In the early 2000s, as Kevin Batteh’s three children approached school age, the realities of living in the District’s Shaw neighborhood — from the lack of parking to small yards and busy streets — became more difficult to ignore.
So Batteh, who envisioned his children playing on a cul-de-sac and walking to school, set out in search of a neighborhood that better fit his ideal.
He landed, after a tedious search, on D.C.’s Forest Hills neighborhood near Rock Creek Park.
“We lived in Shaw for 15 years and we loved the neighborhood but we were at a stage in our lives where we wanted a front and back yard and a place where our kids could ride their bikes in the street,” said Batteh, who settled in 2016 on a 6,559-square-foot, seven-bedroom, six-bathroom house on Chesapeake Street NW.

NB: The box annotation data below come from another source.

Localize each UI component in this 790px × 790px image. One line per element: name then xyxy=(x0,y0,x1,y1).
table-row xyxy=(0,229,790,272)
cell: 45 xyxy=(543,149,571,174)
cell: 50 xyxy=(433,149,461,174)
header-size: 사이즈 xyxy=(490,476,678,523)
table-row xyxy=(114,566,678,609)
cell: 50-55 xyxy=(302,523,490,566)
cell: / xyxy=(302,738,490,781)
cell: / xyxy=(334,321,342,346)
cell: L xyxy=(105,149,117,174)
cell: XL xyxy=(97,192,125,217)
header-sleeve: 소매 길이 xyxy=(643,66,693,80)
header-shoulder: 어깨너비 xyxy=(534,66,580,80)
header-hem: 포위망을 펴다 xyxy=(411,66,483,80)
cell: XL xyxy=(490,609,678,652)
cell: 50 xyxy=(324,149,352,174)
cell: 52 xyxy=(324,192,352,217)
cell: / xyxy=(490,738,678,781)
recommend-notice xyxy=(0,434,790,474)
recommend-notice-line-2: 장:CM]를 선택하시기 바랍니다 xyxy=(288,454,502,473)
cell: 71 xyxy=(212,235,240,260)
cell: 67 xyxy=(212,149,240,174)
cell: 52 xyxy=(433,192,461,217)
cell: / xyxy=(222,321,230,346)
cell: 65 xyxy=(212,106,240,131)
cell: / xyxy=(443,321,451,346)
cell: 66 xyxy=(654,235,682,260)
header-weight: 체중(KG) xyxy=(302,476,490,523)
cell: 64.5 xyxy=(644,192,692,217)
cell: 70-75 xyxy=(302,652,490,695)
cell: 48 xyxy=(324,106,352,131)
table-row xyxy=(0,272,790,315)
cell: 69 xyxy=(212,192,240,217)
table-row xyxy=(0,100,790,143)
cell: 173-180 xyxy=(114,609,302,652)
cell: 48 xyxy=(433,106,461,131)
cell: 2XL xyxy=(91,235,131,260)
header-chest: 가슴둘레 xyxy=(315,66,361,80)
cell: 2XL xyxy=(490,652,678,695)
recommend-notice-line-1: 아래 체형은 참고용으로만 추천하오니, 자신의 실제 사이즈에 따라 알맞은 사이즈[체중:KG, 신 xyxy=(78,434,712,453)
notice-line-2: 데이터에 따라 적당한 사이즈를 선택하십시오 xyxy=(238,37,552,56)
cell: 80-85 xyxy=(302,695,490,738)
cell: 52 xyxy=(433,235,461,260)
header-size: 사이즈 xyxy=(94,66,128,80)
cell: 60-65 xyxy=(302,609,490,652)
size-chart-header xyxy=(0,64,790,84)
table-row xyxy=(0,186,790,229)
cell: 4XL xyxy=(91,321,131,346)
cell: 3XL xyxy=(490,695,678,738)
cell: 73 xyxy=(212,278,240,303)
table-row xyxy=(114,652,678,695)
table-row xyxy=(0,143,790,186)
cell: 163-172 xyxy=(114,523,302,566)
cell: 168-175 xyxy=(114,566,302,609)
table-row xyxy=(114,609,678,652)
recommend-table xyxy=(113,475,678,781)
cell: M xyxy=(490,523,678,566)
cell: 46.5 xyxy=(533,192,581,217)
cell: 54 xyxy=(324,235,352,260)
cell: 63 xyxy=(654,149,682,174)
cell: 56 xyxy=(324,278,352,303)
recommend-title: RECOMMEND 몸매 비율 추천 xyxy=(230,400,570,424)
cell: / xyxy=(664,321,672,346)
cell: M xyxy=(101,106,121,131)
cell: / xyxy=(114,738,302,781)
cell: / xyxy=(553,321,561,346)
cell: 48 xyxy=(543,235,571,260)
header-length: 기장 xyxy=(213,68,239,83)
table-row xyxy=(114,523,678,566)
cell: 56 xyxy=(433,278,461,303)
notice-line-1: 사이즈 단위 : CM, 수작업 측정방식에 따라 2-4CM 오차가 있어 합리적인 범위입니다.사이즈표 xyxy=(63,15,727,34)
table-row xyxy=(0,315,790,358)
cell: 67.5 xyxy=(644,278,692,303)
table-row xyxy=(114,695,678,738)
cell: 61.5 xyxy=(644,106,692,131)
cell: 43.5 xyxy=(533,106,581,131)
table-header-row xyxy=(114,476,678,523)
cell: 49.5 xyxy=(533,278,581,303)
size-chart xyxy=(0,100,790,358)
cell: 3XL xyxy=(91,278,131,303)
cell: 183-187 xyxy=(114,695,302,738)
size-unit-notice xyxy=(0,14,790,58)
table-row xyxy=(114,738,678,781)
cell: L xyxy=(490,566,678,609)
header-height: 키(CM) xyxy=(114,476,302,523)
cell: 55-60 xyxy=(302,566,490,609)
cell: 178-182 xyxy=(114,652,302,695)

“Forest Hills has a suburban kind of feel, but you still have the benefits of city living with bigger lots and more space. We don’t have to stress about where we’re going to park our car when we get home,” Batteh said.
Secluded setting: Situated near Chevy Chase and Connecticut Avenue, Forest Hills, as the name implies, is a leafy, established neighborhood that boasts Rock Creek Park as its back yard, said Erich Cabe, a real estate agent with Compass.
“A lot of potential buyers really appreciate the access to Rock Creek Park and how quickly you can travel downtown. You can walk to the Metro and surrounding parks while still being in a private and secluded setting,” said Cabe, who also noted that the community’s designation as an official Tree and Slope Protection Overlay District helps protect the character of the neighborhood by limiting the height of buildings and mandating the maximum ground coverage for individual lots.
Ken Sands, who has lived in a late-1970s, 2,800-square-foot, four-bedroom, four-bathroom contemporary on 30th Street in Forest Hills since 2007, said he loves the mature trees and access to great stores that come with living in the neighborhood. But what he relishes most, he said, are his morning commutes because, in a city known for stressful trips to work, his is quick and relatively carefree.
Sands works in the West End and said he can get to his office in less than 15 minutes, which “by D.C. standards is an excellent commute.”
“I’ve lived in two places in Forest Hills and I wouldn’t want to live anywhere else,” he said. “The only downside is that for some strange reason people have dogs that bark,” said Sands, with a chuckle.
Matthew Dreher, who’s lived in Forest Hills for three years, said that he discovered the neighborhood while visiting a friend who lived there.
He was ready to leave his apartment on Capitol Hill and liked the fact that Forest Hills offered easy access to restaurants and that he could walk to a grocery store in five minutes, he said.
The neighborhood, he said, has exceeded his expectations.
“Forest Hills feels like a cross between suburbia and urbanity. It feels like you’re separated from the city a little bit, but everything you need is walking distance. I never expected to be able to walk to a park,” he said.
“I really like the neighborhood and my significant other is happy and my dog is, too. If I can keep those two girls happy, then I’m doing all right.”
Living there: Forest Hills is roughly bordered by Nebraska Avenue on the north, Rock Creek Park on the east, Tilden Street on the south and Connecticut Avenue on the west.
In the past 12 months, 29 properties have sold in Forest Hills, ranging from a 1,725-square-foot, three-bedroom, three-bathroom rambler for $851,000 to a 7,390-square-foot, five-bedroom, five-bathroom Colonial for $3.7 million, said Cabe, the real estate agent with Compass.
There are two homes for sale in Forest Hills, a one-bedroom, one-bathroom condominium for $275,000 and a 3,500-square-foot, five-bedroom, five-bathroom Colonial for $1,399,000.
Schools: Ben W. Murch Elementary, Alice Deal Middle and Woodrow Wilson High.
Transit: The Van Ness-UDC Station on Metro’s Red Line serves Forest Hills. Metrobus’s H2, H3, H4, L1 and L2 routes also serve the community.
Crime: In 2017, there were roughly 15 burglaries, 10 reports of stolen automobiles, six robberies and six assaults in the police service area that includes Forest Hills, according to D.C. police.